Citalopram — Pharmacological profile of a specific serotonin uptake inhibitor with antidepressant activity

1. Citalopram (Lu 10-171), a new bicyclic phthalane derivative, is an extremely potent inhibitor of neuronal serotonin (5-HT) uptake but has no effect on the uptake of noradrenaline (NA) and dopamine (DA). 2. Citalopram has no antagonistic activity towards DA, NA, 5-HT, histamine, gamma aminobutyric acid (GABA), acetylcholine, and morphine receptors.

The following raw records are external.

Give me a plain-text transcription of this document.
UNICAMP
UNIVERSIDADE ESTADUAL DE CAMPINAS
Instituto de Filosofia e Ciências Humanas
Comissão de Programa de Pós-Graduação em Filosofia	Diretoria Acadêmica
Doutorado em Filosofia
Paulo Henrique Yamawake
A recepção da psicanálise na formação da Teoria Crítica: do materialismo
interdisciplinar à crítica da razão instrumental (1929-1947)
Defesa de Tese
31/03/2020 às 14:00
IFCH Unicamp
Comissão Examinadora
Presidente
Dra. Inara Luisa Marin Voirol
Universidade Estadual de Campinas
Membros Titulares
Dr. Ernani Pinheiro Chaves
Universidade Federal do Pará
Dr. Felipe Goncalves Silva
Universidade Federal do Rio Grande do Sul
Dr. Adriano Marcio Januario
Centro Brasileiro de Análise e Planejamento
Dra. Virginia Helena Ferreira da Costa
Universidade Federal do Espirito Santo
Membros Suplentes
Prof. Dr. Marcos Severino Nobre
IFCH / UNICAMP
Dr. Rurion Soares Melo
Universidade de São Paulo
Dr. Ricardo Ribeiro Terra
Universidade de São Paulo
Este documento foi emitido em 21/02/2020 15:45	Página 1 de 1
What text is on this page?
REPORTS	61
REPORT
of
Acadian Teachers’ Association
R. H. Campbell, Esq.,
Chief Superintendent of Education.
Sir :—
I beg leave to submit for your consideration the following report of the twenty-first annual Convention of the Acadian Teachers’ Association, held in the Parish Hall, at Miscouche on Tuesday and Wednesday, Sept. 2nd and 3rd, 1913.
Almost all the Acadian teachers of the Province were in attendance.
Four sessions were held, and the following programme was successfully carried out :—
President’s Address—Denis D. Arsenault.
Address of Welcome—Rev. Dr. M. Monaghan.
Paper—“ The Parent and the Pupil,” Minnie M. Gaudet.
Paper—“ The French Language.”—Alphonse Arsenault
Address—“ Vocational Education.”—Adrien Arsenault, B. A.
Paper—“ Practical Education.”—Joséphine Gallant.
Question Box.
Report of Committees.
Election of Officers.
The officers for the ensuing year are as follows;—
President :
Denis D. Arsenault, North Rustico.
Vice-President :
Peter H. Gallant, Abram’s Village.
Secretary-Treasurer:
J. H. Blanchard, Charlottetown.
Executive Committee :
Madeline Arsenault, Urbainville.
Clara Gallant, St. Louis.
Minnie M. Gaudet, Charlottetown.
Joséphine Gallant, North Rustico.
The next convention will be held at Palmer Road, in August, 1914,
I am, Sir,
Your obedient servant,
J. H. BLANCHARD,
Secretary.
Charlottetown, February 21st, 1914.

In this way it clearly deviates from many old and new antidepressant drugs which have antagonistic effects towards some of these transmitters. 3. In contrast to many tricyclic antidepressants citalopram is devoid of cardiotoxic effects, even when animals are exposed to concentrations far above the therapeutic level. 4. In man citalopram is metabolized to compounds which are also potent 5-HT-uptake inhibitors without effect of NA uptake and which are found in lower concentrations than citalopram itself. 5. In account of its extreme specificity as a 5-HT-uptake inhibitor citalopram should be considered as an experimental tool of the utmost importance. In preliminary clinical experiments citalopram has shown a clear antidepressant effect. This property together with the absence of troublesome anticholinergic adverse effects and cardiotoxic effects also make citalopram a most promising antidepressant drug.